To know Krishna is the ultimate knowledge. That is the
conclusion of Bhagavad-gita. "One who knows Me is to be
understood as the knower of everything, and his endeavors will know
perfection." ( Bhagavad-gita 15.20) This is the most
confidential part of the Vedic knowledge. In another place Krishna
says, "I am the compiler of Vedanta, I am the knower of Vedanta,
and by all the Vedas I am to be known." (Bhagavad-gita
15.15) Unless we come to understand that our knowledge is incomplete,
it is just so much dry burden. The purpose of knowing anything is to
understand Krishna, and when Krishna is understood, then automatically
we understand everything. "When your knowledge has passed out of the
dense forestof delusion you will become indifferent to all that has
been heard and all that is to be heard. That knowledge lights up
everything as the sun lights up everything in the daytime." (Bhagavad-gita
2.52, 5.16)
Knowledge of Krishna is the cause of freedom, and
ignorance of Krishna is the cause of bondage. Bondage means suffering.

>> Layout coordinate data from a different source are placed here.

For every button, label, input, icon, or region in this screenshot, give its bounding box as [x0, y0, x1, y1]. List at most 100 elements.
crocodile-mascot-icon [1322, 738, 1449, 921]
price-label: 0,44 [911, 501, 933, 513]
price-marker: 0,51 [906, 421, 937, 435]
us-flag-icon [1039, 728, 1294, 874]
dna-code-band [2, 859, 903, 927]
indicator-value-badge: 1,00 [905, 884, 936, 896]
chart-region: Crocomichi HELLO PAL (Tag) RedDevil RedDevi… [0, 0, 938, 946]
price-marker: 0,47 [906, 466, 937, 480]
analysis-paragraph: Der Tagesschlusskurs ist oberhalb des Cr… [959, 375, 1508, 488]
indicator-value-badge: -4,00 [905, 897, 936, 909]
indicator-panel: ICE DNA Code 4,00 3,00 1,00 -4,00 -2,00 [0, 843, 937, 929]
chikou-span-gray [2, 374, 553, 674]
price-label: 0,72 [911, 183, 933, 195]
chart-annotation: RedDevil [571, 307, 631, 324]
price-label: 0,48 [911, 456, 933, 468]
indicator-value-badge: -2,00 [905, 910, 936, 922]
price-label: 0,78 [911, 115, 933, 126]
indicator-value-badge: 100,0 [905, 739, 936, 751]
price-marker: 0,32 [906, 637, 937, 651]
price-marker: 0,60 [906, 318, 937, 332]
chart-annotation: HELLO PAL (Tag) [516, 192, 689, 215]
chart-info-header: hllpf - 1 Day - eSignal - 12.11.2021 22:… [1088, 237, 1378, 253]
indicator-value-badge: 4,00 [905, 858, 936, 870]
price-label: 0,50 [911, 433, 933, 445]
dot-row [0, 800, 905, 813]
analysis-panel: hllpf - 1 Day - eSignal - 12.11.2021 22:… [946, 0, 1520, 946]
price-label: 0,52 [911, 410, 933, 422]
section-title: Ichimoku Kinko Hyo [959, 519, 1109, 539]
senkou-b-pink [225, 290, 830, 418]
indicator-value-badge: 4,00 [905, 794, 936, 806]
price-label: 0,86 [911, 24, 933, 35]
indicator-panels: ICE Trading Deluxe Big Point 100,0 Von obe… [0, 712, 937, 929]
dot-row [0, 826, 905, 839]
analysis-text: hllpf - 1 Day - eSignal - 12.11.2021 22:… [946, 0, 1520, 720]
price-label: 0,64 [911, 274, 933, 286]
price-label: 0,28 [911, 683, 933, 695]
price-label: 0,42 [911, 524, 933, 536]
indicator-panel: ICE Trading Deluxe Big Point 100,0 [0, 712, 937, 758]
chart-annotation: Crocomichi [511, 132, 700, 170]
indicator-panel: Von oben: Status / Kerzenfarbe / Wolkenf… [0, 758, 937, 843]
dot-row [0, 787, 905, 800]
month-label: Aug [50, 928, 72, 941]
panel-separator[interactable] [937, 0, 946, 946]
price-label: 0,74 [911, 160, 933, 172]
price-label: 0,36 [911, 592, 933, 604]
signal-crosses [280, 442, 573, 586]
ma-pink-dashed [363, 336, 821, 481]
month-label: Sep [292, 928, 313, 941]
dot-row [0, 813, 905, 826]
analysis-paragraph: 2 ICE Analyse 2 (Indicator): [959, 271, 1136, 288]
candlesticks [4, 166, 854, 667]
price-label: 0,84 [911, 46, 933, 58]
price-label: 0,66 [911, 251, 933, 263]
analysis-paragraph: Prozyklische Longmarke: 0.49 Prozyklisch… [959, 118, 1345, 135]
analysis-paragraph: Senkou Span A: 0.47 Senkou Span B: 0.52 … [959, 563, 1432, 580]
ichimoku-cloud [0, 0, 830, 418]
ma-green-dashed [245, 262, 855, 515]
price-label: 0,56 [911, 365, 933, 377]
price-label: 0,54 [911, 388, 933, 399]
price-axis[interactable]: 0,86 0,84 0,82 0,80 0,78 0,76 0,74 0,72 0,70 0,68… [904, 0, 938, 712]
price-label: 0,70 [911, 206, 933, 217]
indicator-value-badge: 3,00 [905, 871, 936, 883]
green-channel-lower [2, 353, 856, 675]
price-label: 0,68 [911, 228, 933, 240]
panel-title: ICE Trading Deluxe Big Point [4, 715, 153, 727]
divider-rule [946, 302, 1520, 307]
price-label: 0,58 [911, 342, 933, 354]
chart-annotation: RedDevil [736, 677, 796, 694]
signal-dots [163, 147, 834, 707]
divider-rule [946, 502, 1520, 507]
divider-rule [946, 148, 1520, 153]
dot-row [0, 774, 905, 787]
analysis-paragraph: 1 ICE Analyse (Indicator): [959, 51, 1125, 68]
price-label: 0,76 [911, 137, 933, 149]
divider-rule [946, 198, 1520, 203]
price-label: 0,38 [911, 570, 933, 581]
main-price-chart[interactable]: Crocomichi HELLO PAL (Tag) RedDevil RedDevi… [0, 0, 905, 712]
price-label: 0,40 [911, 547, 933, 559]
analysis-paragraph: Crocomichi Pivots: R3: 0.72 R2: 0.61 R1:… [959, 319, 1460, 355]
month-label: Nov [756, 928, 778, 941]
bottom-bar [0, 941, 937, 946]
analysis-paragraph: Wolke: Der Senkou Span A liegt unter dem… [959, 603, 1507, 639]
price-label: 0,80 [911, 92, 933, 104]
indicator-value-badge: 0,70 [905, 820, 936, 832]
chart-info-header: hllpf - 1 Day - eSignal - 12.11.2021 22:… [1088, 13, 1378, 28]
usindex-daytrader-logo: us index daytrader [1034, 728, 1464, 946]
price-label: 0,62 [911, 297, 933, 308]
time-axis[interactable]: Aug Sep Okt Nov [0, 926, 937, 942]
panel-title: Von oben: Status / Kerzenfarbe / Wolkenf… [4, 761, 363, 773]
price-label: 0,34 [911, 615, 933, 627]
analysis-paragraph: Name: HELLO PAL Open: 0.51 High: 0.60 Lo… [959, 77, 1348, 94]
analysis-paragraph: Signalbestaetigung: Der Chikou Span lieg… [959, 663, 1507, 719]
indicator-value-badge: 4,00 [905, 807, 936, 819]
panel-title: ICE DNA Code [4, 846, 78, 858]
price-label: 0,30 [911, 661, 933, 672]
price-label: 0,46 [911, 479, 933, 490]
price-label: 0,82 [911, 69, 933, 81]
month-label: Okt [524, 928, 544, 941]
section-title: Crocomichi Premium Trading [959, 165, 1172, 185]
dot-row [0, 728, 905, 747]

Modern society is in ignorance regarding these basic spiritual truths.
We are suffering, but we do not know that the real cause of our
suffering is that we have
lost our eternal relationship with Vishnu, or Krishna. We think we are
suffering because of unemployment, inflation, the energy crisis and so
many other
apparent causes of suffering, but the real cause is that we have given
up
the service of Krishna and are trying instead to satisfy our senses.
Therefore
we have been trapped in this material body, which is itself the
breeding
ground for all kinds of miseries--adhyatmika, adhi-bautika,
adhi-daivika, birth, death, old age, disease, the struggle to eat,
sleep, defend and
have sex. In this way, our life is nothing but a series of miseries in
our attempt to struggle for existence, always ending in failure at the
time of death.
Everything depends on knowledge. We get knowledge from
the shastras, sadhus and guru. Even Napoleon said, "Men
are controlled by words." That is also explained in the shastras:
"As animals are controlled with a stick, men are controlled by the
words of
the Vedas. Or just as a bull is controlled by
a ring in the nose, human beings are controlled by the words of the shastras.
What are those words? They are the words of God. We must hear the words
of the shastras, sadhus and guru. Then we shall be
guided out of darkness into the light and get free from suffering. That
is the whole purpose of human civilization; to get out of darkness, to
get out of miserable existence and come to joyful life, eternal life,
and a life of knowledge. Hare Krishna.